F1 – Der VfL muss in Bietigheim gewinnen

15. April 2016

Nach der Niederlage gegen Ketsch und den gleichzeitigen Siegen der beiden Konkurrenten haben die Drittliga-Handballerinnen des VfL Waiblingen nur noch einen Punkt Vorsprung auf den Relegationsplatz. Zwei sind’s auf den ersten Abstiegsrang. Jetzt geht es darum, wer mit dem Druck am besten zurechtkommt. Am vorletzten Spieltag muss der VfL in Bietigheim gewinnen.

SG BBM Bietigheim II (6. Platz, 18:22 Punkte) – VfL Waiblingen (9. Platz, 14:26 Punkte; Samstag, 16 Uhr). „Es läuft gerade richtig bescheiden. Aber wir haben uns die Suppe selbst eingebrockt und müssen sie nun selbst auslöffeln.“ So fasst Trainerin Kerstin Zimmermann die Situation des VfL im Abstiegskampf zusammen.

Mit der Waiblinger 28:34-Heimniederlage gegen Tabellenführer TSG Ketsch war zu rechnen gewesen. Nicht aber damit, dass gleich beide Abstiegskonkurrenten, der Tabellenzehnte HSG Sulzbach/Leidersbach und der Elfte ESV Regensburg, ihre Partien gewinnen würden. Der VfL hat zwar den Klassenerhalt nach wie vor in der eigenen Hand, steht aber gewaltig unter Druck. Jetzt zeigt sich, wie schmerzhaft die unnötige 26:27-Pleite am vorvergangenen Spieltag in Pforzheim wirklich gewesen war.

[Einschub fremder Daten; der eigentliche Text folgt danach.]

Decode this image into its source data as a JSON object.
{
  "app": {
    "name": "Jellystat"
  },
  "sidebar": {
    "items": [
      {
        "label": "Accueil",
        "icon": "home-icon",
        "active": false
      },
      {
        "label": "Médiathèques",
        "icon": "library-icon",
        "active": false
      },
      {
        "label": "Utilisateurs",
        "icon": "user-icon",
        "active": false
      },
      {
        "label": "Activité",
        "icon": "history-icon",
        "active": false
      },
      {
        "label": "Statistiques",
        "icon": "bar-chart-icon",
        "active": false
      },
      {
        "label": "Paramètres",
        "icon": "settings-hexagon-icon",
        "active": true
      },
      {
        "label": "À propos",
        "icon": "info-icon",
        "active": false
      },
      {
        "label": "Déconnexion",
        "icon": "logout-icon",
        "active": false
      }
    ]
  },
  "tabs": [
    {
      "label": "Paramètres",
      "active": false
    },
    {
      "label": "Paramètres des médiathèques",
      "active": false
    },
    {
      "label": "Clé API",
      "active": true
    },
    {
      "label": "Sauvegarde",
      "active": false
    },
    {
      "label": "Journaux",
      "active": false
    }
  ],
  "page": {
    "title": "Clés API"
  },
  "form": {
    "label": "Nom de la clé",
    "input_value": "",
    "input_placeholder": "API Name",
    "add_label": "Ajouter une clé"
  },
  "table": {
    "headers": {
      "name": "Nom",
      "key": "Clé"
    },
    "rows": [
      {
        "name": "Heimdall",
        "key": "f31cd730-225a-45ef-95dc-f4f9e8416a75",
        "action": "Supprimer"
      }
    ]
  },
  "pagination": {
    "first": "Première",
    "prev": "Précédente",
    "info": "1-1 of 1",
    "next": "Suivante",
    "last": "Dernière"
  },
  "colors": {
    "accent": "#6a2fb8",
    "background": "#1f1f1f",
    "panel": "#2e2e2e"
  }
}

Etwas Pech kommt auch noch hinzu. Vor zwei Wochen hatte Sulzbach der TSG Ketsch sensationell die ersten Punkte überhaupt abgenommen und ihr die Aufstiegsfeier vermiest. Entsprechend motiviert trat das Team jetzt in Waiblingen an. „Ketsch war eine Klasse besser als wir“, so Zimmermann. Der VfL hatte die Anfangsphase völlig verschlafen und musste bis zum Ende einem Rückstand hinterherrennen. Zwar habe die Mannschaft nie aufgegeben. Doch bis auf mehr als zwei Tore kam sie nie heran. Am Ende feierte Ketsch Sieg und Aufstieg. Waiblingen dagegen muss mehr denn je um den Klassenerhalt bangen.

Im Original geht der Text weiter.